À l’origine, les plateformes de location touristique comme Airbnb avaient pour ambition de permettre aux habitants de louer ponctuellement leur logement afin de compléter leurs revenus et de favoriser les échanges culturels entre voyageurs et résidents. Mais à Paris, ce modèle a progressivement évolué vers une activité lucrative à grande échelle, entraînant une transformation profonde de certains quartiers et aggravant la crise du logement.
Une explosion du nombre de meublés touristiques
La capitale compte désormais plus de 43 000 logements dédiés au tourisme, et dans certains arrondissements du centre, ils représentent jusqu’à 20 % du parc locatif. Dans des zones comme le Marais, Montmartre ou autour des Champs-Élysées, la concentration de meublés touristiques est telle qu’elle contribue directement à la raréfaction des logements disponibles pour les habitants permanents.
Cette situation a pour conséquence une hausse des loyers traditionnels, une baisse du nombre de résidents permanents, et la déstructuration de la vie de quartier, remplacée par une rotation constante de touristes.
Les effets pervers d’un marché devenu spéculatif
Ce qui était autrefois présenté comme du partage est devenu pour beaucoup un marché spéculatif. Des investisseurs achètent désormais des logements ou même d’anciens locaux professionnels uniquement pour les transformer en meublés touristiques hautement rentables.
- Certains biens peuvent accueillir plusieurs dizaines de couchages, comme dans le cas emblématique d’anciens ateliers d’artistes transformés en hébergements pour plus de 40 touristes.
- Cette logique accentue la pression immobilière dans une ville déjà marquée par une forte pénurie de logements.
Des mesures de régulation plus strictes
Face à cette dérive, la Ville de Paris a durci sa réglementation :
- Depuis janvier 2025, la durée maximale de location d’une résidence principale est passée de 120 à 90 jours par an.
- Les amendes pour usage illégal peuvent atteindre 100 000 € par logement, contre 50 000 € auparavant.
- Dans certains quartiers saturés, l’installation de nouveaux meublés touristiques professionnels est interdite.
L’objectif est de limiter la transformation de logements en locations de courte durée, afin de préserver un équilibre entre tourisme et résidence permanente.
Des résultats encore limités
Malgré ces mesures, la spéculation continue grâce à des stratégies de contournement :
- Certains propriétaires créent des sociétés spécialisées pour gérer plusieurs biens en toute légalité.
- D’autres profitent des failles dans les contrôles ou de la lenteur des procédures pour maintenir une activité intensive.
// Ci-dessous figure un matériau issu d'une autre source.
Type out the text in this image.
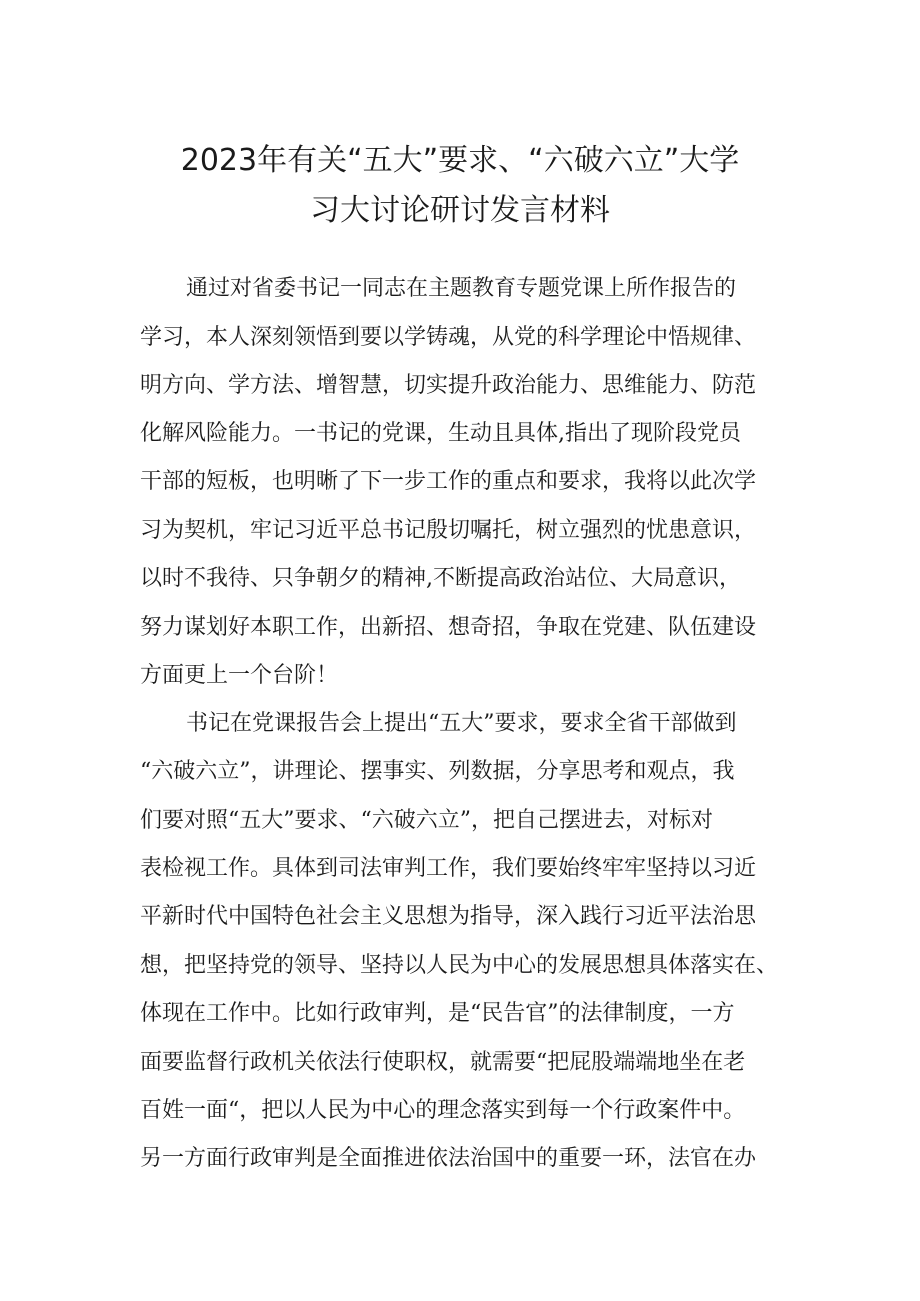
2023年有关“五大”要求、“六破六立”大学
习大讨论研讨发言材料
通过对省委书记一同志在主题教育专题党课上所作报告的
学习，本人深刻领悟到要以学铸魂，从党的科学理论中悟规律、
明方向、学方法、增智慧，切实提升政治能力、思维能力、防范
化解风险能力。一书记的党课，生动且具体,指出了现阶段党员
干部的短板，也明晰了下一步工作的重点和要求，我将以此次学
习为契机，牢记习近平总书记殷切嘱托，树立强烈的忧患意识，
以时不我待、只争朝夕的精神,不断提高政治站位、大局意识，
努力谋划好本职工作，出新招、想奇招，争取在党建、队伍建设
方面更上一个台阶！
书记在党课报告会上提出“五大”要求，要求全省干部做到
“六破六立”，讲理论、摆事实、列数据，分享思考和观点，我
们要对照“五大”要求、“六破六立”，把自己摆进去，对标对
表检视工作。具体到司法审判工作，我们要始终牢牢坚持以习近
平新时代中国特色社会主义思想为指导，深入践行习近平法治思
想，把坚持党的领导、坚持以人民为中心的发展思想具体落实在、
体现在工作中。比如行政审判，是“民告官”的法律制度，一方
面要监督行政机关依法行使职权，就需要“把屁股端端地坐在老
百姓一面“，把以人民为中心的理念落实到每一个行政案件中。
另一方面行政审判是全面推进依法治国中的重要一环，法官在办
La Ville de Paris poursuit toutefois son renforcement des contrôles, soutenue par des évolutions législatives visant à raboter les niches fiscales dont bénéficiaient ces locations.
Du partage à la prédation
L’évolution des meublés touristiques illustre la dérive d’un modèle initialement collaboratif vers une pratique commerciale massive, où le rendement financier prime sur l’intérêt collectif.
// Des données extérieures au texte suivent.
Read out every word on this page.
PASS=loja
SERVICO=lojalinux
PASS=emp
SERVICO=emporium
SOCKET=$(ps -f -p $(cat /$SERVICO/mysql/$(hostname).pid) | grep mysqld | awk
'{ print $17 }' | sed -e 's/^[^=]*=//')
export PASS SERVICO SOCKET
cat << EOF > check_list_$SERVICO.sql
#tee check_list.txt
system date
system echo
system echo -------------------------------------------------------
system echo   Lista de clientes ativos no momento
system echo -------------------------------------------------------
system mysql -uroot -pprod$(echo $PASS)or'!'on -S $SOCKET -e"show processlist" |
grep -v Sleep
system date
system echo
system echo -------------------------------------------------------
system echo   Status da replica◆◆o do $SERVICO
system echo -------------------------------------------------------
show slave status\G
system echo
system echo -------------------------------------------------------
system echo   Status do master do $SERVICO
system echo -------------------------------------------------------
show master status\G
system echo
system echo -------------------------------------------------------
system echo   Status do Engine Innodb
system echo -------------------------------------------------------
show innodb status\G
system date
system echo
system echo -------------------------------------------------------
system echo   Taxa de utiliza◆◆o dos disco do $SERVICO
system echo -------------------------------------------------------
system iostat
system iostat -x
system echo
Ce phénomène contribue à l’éviction progressive des habitants permanents, à la banalisation touristique des quartiers et à la perte d’âme de certains lieux historiques.
Conclusion
Le cas parisien illustre les limites d’un modèle de location touristique non encadré. Alors que la ville tente de freiner cette dynamique, il reste encore beaucoup à faire pour restaurer l’équilibre entre accueil des voyageurs et droit au logement pour les habitants. La régulation plus stricte pourrait amorcer un changement, mais la bataille contre la spéculation immobilière est loin d’être terminée.